BoG Engages Banks Over High NPLs

Dr. Maxwell Opoku-Afari

The Bank of Ghana is reportedly engaging banks in the country to help improve their risk management frameworks while the loan loss write-off
policy continues.

The move forms part of efforts to help make effective the transmission channel of the Central Bank’s Monetary Policy from the Non-Performing Loans (NPLs) angle.

The Central Bank is also reportedly strengthening credit conditions through the collateral registry and the credit referencing bureaus.

Deputy Governor of the Bank of Ghana, Dr. Maxwell Opoku-Afari, made this known on Thursday, June 13, in Accra, as he delivered a statement on the challenges on Monetary Policy and Markets Development in Ghana at the
Ghana-EU Business Forum, saying Banks NPLs still remained high.

The theme for the forum was “Boosting investments for sustainable jobs in Ghana.”

The theme emphasised the forum’s main objective of increasing the awareness of the EU External Investment Plan and in particular its innovative financing instruments in Ghana, and to promote partnerships between International and Local Financial Institutions with potential beneficiaries to promote business opportunities between Ghana and the EU.
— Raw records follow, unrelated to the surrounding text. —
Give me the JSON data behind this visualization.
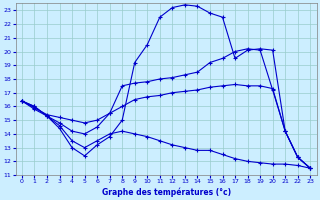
{
  "xlabel": "Graphe des températures (°c)",
  "bg_color": "#cceeff",
  "grid_color": "#99cccc",
  "line_color": "#0000cc",
  "xlim": [
    -0.5,
    23.5
  ],
  "ylim": [
    11,
    23.5
  ],
  "xticks": [
    0,
    1,
    2,
    3,
    4,
    5,
    6,
    7,
    8,
    9,
    10,
    11,
    12,
    13,
    14,
    15,
    16,
    17,
    18,
    19,
    20,
    21,
    22,
    23
  ],
  "yticks": [
    11,
    12,
    13,
    14,
    15,
    16,
    17,
    18,
    19,
    20,
    21,
    22,
    23
  ],
  "line1_x": [
    0,
    1,
    2,
    3,
    4,
    5,
    6,
    7,
    8,
    9,
    10,
    11,
    12,
    13,
    14,
    15,
    16,
    17,
    18,
    19,
    20,
    21,
    22,
    23
  ],
  "line1_y": [
    16.4,
    16.0,
    15.3,
    14.4,
    13.0,
    12.4,
    13.2,
    13.8,
    15.0,
    19.2,
    20.5,
    22.5,
    23.2,
    23.4,
    23.3,
    22.8,
    22.5,
    19.5,
    20.1,
    20.2,
    20.1,
    14.2,
    12.3,
    11.5
  ],
  "line2_x": [
    0,
    1,
    2,
    3,
    4,
    5,
    6,
    7,
    8,
    9,
    10,
    11,
    12,
    13,
    14,
    15,
    16,
    17,
    18,
    19,
    20,
    21,
    22,
    23
  ],
  "line2_y": [
    16.4,
    16.0,
    15.3,
    14.8,
    14.2,
    14.0,
    14.5,
    15.5,
    17.5,
    17.7,
    17.8,
    18.0,
    18.1,
    18.3,
    18.5,
    19.2,
    19.5,
    20.0,
    20.2,
    20.1,
    17.2,
    14.2,
    12.3,
    11.5
  ],
  "line3_x": [
    0,
    1,
    2,
    3,
    4,
    5,
    6,
    7,
    8,
    9,
    10,
    11,
    12,
    13,
    14,
    15,
    16,
    17,
    18,
    19,
    20,
    21,
    22,
    23
  ],
  "line3_y": [
    16.4,
    15.9,
    15.4,
    15.2,
    15.0,
    14.8,
    15.0,
    15.5,
    16.0,
    16.5,
    16.7,
    16.8,
    17.0,
    17.1,
    17.2,
    17.4,
    17.5,
    17.6,
    17.5,
    17.5,
    17.3,
    14.2,
    12.3,
    11.5
  ],
  "line4_x": [
    0,
    1,
    2,
    3,
    4,
    5,
    6,
    7,
    8,
    9,
    10,
    11,
    12,
    13,
    14,
    15,
    16,
    17,
    18,
    19,
    20,
    21,
    22,
    23
  ],
  "line4_y": [
    16.4,
    15.8,
    15.3,
    14.6,
    13.5,
    13.0,
    13.5,
    14.0,
    14.2,
    14.0,
    13.8,
    13.5,
    13.2,
    13.0,
    12.8,
    12.8,
    12.5,
    12.2,
    12.0,
    11.9,
    11.8,
    11.8,
    11.7,
    11.5
  ]
}
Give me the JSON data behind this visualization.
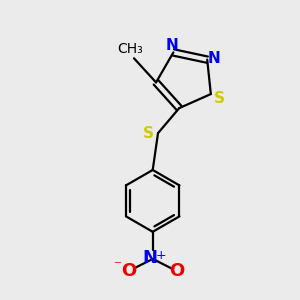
{
  "bg_color": "#ebebeb",
  "atom_colors": {
    "C": "#000000",
    "N": "#0000ee",
    "S": "#cccc00",
    "O": "#ee0000",
    "bond": "#000000"
  },
  "bond_width": 1.6,
  "dbo": 0.12,
  "font_size_atom": 11,
  "font_size_charge": 8
}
According to the First Deputy Governor, the implementation of the Monetary Policy continued to face some challenges in Ghana.
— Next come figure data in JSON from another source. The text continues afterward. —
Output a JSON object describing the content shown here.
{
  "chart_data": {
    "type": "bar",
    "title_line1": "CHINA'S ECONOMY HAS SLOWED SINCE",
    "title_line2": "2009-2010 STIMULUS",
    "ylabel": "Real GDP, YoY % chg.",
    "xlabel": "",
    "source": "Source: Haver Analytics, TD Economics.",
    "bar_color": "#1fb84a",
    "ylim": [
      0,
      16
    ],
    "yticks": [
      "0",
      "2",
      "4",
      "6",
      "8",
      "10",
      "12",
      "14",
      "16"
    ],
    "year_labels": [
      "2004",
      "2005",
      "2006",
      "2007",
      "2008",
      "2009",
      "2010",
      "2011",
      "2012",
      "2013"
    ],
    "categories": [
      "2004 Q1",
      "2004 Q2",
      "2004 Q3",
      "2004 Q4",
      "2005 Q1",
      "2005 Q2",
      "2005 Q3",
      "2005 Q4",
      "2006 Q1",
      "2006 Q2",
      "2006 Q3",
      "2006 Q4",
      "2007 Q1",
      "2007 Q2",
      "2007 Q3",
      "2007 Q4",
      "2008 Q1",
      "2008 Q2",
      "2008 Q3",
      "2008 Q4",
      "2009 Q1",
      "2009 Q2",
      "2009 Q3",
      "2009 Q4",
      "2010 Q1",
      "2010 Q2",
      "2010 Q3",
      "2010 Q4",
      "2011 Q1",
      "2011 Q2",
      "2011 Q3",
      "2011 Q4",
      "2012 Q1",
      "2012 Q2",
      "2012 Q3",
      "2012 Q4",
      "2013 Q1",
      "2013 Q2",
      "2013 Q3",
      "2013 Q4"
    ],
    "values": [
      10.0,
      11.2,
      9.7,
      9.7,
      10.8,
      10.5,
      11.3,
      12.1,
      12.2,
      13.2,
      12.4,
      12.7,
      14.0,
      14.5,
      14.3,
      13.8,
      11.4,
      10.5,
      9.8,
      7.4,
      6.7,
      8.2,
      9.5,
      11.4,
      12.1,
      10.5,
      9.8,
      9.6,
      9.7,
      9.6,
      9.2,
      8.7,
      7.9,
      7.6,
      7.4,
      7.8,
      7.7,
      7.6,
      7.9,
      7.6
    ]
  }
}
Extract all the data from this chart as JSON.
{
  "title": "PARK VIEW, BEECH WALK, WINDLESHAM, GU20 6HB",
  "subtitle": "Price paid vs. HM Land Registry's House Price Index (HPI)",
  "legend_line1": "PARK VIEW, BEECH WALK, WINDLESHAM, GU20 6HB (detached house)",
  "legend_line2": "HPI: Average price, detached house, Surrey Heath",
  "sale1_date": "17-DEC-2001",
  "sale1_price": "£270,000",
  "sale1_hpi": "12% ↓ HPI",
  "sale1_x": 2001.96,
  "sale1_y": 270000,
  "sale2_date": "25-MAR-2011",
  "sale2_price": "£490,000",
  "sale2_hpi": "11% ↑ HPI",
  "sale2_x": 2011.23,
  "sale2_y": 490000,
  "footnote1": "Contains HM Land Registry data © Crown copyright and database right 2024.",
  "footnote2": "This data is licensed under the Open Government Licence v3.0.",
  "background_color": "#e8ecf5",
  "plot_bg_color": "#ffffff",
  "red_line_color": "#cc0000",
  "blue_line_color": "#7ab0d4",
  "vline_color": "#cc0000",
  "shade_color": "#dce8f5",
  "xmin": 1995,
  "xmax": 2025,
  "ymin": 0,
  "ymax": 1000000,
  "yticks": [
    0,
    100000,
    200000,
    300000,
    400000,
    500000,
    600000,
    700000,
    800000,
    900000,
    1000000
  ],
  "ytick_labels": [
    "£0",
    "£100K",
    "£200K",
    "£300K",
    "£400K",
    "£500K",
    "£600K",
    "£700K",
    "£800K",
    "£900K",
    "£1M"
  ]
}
He bemoaned that “as simple as the transmission process may seem, there are challenges.”

According to him, “key challenges to effective monetary policy and markets development, in our experience, have centred mostly on the following: weak and uncompetitive banking sector”

The critical role of banks as the primary conduit for monetary policy, he stated, suggested that the transmission mechanism was more effective in a competitive banking sector environment.
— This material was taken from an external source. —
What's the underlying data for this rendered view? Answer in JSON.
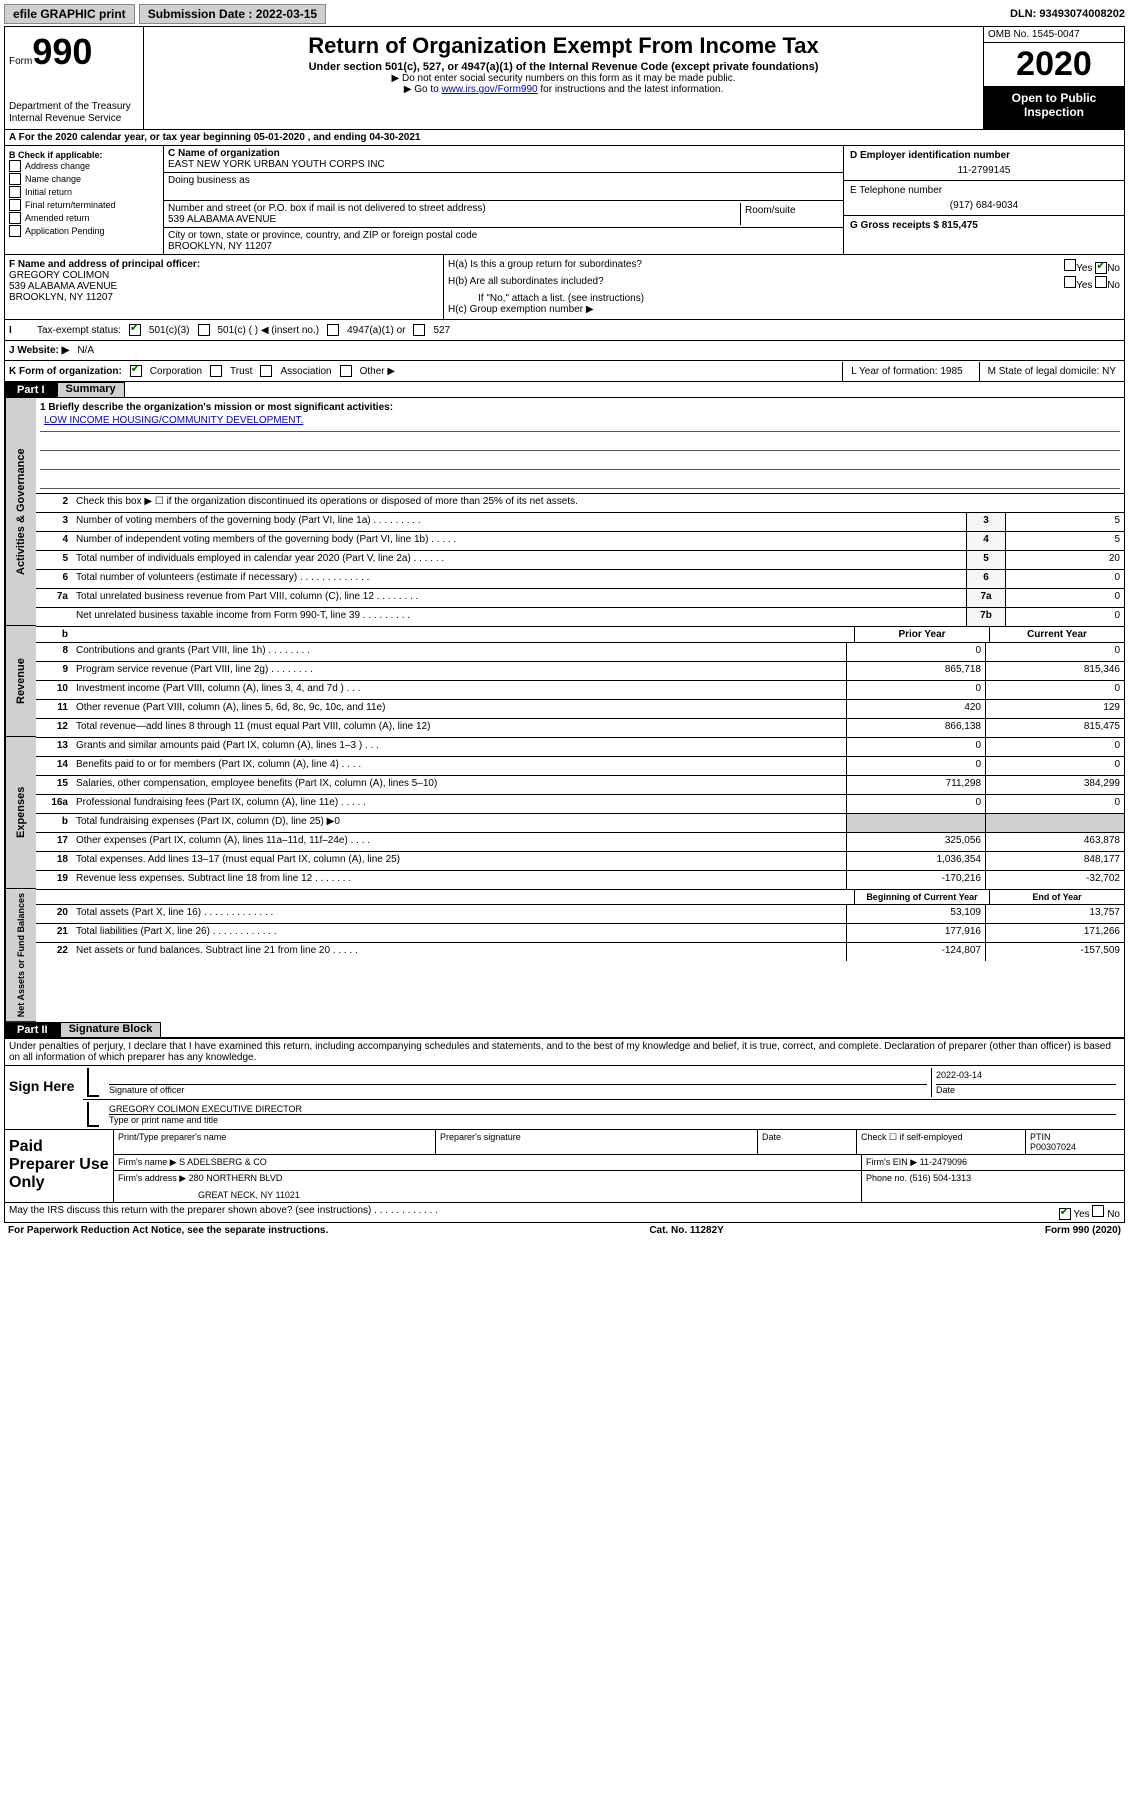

“In a weak and uncompetitive banking sector,” he opined, “monetary policy becomes less ineffective because banks become less responsive to changes in monetary policy stance.”

To address some of these challenges in the Ghanaian economy, the Bank of Ghana, he reiterated, over the past two years, had taken steps to recapitalise and undertaken significant reforms in the banking sector to strengthen the industry’s capacity to effectively intermediate.

The implementation of new and wide-ranging regulatory reforms should also serve to provide a good-enough basis for enhancing competition and efficiency in the sector, he noted.

“Fostering banking competition, efficiency and stability therefore remains
key policy objectives that the Bank of Ghana will continue to pursue to facilitate effective monetary policy
transmission,” according to him.

High NPLs

He explained that “the prevalence of high non-performing loans can also limit banks’ lending capacity and/or interfere with policy transmission and therefore impair the effectiveness of monetary
policy.”

Although the banking sector’s NPL ratio has declined from 23.5 percent in April 2018 to 18.9 percent in April 2019, according to him, the current ratio still remained very high.

“With such high NPL levels, transmission mechanism of monetary policy to lending rates is weakened and financial
intermediation to support economic activity is constrained,” he noted.

Policy Remains Crucial

Meanwhile, he assured that Monetary policy remained and would continue to remain crucial in the macroeconomic management process.

The quest to achieve macroeconomic
stability, a necessary condition for sustained growth, cannot be overemphasised, he stated.